Willy Verginer comunica con grazia e bellezza l’esaltazione del rapporto uomo-natura come condizione ideale, ma anche l’incomunicabilità tra esseri umani e gli orizzonti troppo lontani da decifrare. 

Scolpisce nel legno di melo e di tiglio della sua regione, il Trentino Alto-Adige, ma la connessione di Willy Verginer col suo territorio finisce qua.

Willy Verginer potrebbe infatti tranquillamente fare scultura in Norvegia o in California, tanto le sue opere sono difficilmente riconducibili a qualche appartenenza locale, a differenza della tradizione che vincola tanti scultori montani a una sorta di artigianato del legno e ai cliché per turisti.

Le creazioni di Willy Verginer sono unicamente legate al suo stile di fare scultura, ulteriormente caratterizzata dall’uso del bagno di colore a blocchi nel finale. I suoi soggetti sono uomini, donne e animali che a volte ci fissano come fossimo orizzonti lontani, altre ancora non ci sfiorano nemmeno, persi in una fragilità nella quale possiamo però rispecchiarci eccome. Che gli occhi siano ben aperti o celati dietro delle lenti, le figure di Willy Verginer ci trasmettono la loro emotività e i diversi stati d’animo attraverso il codice universale del colore nel quale sembrano immersi.

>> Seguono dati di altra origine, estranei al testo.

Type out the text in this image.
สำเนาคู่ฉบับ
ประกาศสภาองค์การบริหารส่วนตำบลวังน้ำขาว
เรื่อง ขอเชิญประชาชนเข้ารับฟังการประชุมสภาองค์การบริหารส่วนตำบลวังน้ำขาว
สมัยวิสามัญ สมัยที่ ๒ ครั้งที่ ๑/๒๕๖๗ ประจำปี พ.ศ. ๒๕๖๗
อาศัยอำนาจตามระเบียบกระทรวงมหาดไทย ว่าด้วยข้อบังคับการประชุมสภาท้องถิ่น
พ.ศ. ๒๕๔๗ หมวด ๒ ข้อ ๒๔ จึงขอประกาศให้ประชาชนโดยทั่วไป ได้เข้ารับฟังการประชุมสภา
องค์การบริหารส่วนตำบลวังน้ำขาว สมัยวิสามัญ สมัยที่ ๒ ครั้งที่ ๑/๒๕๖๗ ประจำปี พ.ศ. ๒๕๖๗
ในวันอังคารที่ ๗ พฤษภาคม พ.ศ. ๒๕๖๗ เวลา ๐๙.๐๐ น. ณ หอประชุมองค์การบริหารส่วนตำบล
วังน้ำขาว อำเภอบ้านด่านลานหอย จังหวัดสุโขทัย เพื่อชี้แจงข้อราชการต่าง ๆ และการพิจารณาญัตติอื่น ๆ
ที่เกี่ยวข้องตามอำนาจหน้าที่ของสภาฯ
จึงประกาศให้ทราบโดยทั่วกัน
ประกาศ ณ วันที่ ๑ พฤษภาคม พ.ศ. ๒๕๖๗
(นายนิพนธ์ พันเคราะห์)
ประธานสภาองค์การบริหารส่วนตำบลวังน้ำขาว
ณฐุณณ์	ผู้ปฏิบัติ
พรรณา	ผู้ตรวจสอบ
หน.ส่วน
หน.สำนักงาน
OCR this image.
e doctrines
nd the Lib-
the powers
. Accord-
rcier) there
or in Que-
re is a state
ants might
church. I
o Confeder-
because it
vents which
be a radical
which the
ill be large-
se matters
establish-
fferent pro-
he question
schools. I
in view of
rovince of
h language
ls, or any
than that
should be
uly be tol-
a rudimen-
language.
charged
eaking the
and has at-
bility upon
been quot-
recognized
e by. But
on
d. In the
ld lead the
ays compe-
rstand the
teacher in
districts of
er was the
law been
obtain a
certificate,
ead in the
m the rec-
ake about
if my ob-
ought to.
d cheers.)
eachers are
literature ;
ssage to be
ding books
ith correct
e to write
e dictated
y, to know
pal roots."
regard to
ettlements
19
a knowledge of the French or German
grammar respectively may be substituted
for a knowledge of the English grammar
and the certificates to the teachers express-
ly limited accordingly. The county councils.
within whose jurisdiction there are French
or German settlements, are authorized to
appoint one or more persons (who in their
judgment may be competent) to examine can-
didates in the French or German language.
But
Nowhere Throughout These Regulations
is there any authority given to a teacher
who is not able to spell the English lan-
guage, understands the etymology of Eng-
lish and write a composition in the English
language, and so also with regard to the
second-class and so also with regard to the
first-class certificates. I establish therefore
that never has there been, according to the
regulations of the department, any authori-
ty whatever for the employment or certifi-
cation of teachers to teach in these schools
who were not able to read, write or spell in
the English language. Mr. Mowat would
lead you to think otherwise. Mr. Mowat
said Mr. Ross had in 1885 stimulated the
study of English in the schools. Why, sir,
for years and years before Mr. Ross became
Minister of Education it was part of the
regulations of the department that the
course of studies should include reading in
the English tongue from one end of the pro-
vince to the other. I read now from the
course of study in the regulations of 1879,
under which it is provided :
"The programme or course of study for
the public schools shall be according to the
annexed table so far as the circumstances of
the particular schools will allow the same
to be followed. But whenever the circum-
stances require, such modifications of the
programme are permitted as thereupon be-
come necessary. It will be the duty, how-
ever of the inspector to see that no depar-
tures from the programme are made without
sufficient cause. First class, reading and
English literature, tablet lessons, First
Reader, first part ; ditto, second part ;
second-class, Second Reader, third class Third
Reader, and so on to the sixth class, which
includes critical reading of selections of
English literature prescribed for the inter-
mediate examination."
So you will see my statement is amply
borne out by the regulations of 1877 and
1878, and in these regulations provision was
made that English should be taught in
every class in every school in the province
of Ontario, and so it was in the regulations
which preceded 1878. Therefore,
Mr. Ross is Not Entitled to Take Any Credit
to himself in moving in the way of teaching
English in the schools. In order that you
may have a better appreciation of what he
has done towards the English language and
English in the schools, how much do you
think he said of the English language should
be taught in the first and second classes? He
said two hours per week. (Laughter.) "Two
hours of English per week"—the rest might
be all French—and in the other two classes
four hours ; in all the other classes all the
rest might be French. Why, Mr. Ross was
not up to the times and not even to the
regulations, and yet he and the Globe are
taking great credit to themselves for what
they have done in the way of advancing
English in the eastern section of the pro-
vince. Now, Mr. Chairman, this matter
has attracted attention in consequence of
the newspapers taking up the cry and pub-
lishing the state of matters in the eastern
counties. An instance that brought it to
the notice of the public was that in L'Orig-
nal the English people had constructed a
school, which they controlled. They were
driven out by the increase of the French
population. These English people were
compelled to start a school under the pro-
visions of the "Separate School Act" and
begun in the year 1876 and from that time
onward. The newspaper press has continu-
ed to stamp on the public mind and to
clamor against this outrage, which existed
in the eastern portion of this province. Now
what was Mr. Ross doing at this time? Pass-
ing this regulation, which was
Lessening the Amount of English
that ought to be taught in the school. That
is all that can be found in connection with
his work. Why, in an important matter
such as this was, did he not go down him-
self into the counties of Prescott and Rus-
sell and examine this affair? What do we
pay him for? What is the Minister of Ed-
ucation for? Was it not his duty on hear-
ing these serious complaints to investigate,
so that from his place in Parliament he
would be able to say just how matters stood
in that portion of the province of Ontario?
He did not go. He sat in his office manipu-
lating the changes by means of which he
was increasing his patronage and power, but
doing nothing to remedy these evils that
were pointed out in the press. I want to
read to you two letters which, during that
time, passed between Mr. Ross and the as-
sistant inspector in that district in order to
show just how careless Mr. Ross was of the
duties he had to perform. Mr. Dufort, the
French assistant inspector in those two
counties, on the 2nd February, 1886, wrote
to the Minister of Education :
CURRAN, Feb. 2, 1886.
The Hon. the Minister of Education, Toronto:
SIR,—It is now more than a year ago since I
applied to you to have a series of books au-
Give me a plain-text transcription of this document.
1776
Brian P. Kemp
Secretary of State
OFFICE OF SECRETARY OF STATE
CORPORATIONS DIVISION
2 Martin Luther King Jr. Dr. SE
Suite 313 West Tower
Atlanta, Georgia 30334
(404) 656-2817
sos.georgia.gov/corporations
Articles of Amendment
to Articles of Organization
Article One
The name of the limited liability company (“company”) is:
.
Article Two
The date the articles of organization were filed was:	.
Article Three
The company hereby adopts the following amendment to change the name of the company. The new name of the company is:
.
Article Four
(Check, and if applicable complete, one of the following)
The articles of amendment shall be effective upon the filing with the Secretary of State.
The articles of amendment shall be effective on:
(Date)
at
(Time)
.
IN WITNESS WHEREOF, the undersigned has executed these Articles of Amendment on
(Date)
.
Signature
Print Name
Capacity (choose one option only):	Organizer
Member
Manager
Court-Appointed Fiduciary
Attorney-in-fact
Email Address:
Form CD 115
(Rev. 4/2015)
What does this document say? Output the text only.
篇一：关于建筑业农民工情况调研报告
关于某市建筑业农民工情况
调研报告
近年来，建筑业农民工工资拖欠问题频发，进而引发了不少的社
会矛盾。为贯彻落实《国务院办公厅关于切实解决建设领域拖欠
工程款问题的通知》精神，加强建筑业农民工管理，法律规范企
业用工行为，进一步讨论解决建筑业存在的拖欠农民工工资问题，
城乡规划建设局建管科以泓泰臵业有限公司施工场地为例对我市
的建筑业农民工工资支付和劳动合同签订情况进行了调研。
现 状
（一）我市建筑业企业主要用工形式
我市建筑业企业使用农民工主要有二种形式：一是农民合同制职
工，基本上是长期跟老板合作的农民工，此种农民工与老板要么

Questi bagni di colore precisi, insieme alle dorature, a tagliare con eleganza porzioni di corpo e di indumenti, non sono solo una scelta stilistica che esalta il tono dolce e neutro del legno grezzo, ma implicano, oltre la firma dell’artista, anche una riflessione sulle molteplici identità dell’individuo. Un concetto in parte pirandelliano, dove l’uno è anche centomila parti di sé, ma che nel caso di queste leggiadre sculture non può mai essere “nessuno”. Loro sono lì, ad altezza naturale o in miniatura, e parlano di noi, delle nostre fasi alterne, della mescolanza di sentimenti che l’interazione con il mondo esterno provoca, trasforma e contrasta insieme all’eterno dilemma dell’incomunicabilità tra esseri umani.

Come nella serie “Cecità voluta”, un gruppo scultoreo in cui diversi personaggi sono idealmente a bagno – nella resina di un pavimento – chi fino alla testa e chi semplicemente seduto sopra una passerella di legno: gli sguardi sono celati da mani, occhiali e palpebre chiuse, tranne quello di una ragazza che sembra attirata dalla nostra presenza e cerca di capire chi siamo. Nella serie “Human Nature”, così come in altre affrontate da Verginer, l’ancestrale legame tra uomo e natura viene approfondito con un simbolismo fatto di foglie, fiori e boccioli che le sue sculture umane porgono allo spettatore. E non è mai il ritratto di una natura coltivata o sradicata dal suo habitat, ma della perfetta simbiosi di vita con l’essere umano da cui sbocciano frutti e verzure, generate da una pacifica convivenza.  Come in un paradiso panteistico dove nulla è violato, gli equilibri sono rispettati da parte di tutti i suoi abitanti, creature leggiadre toccate dalla grazia poi perduta nel circolo vizioso del consumismo.

In questo messaggio aggraziato sta la forza dell’artista Willy Verginer: denunciare una natura violata e in pericolo mostrando il suo opposto, senza far uso di stereotipi di facile presa sensazionalistica ma che poi raramente si traducono in presa di coscienza da parte del pubblico. Qui c’è il bello nella sua concezione pura cui tendere come valore ideale per ripristinare, amare e difendere la madre terra che ci accoglie. In quel legno che Willy Verginer restituisce a vita nuova, conservando l’antico rapporto uomo-natura, c’è il segreto del rispetto, di cui si fa specchio la cultura dell’upcycling, che lentamente prova a metterci del suo, per bilanciare l’inquinamento dell’ambiente, che è poi anche inquinamento dei costumi.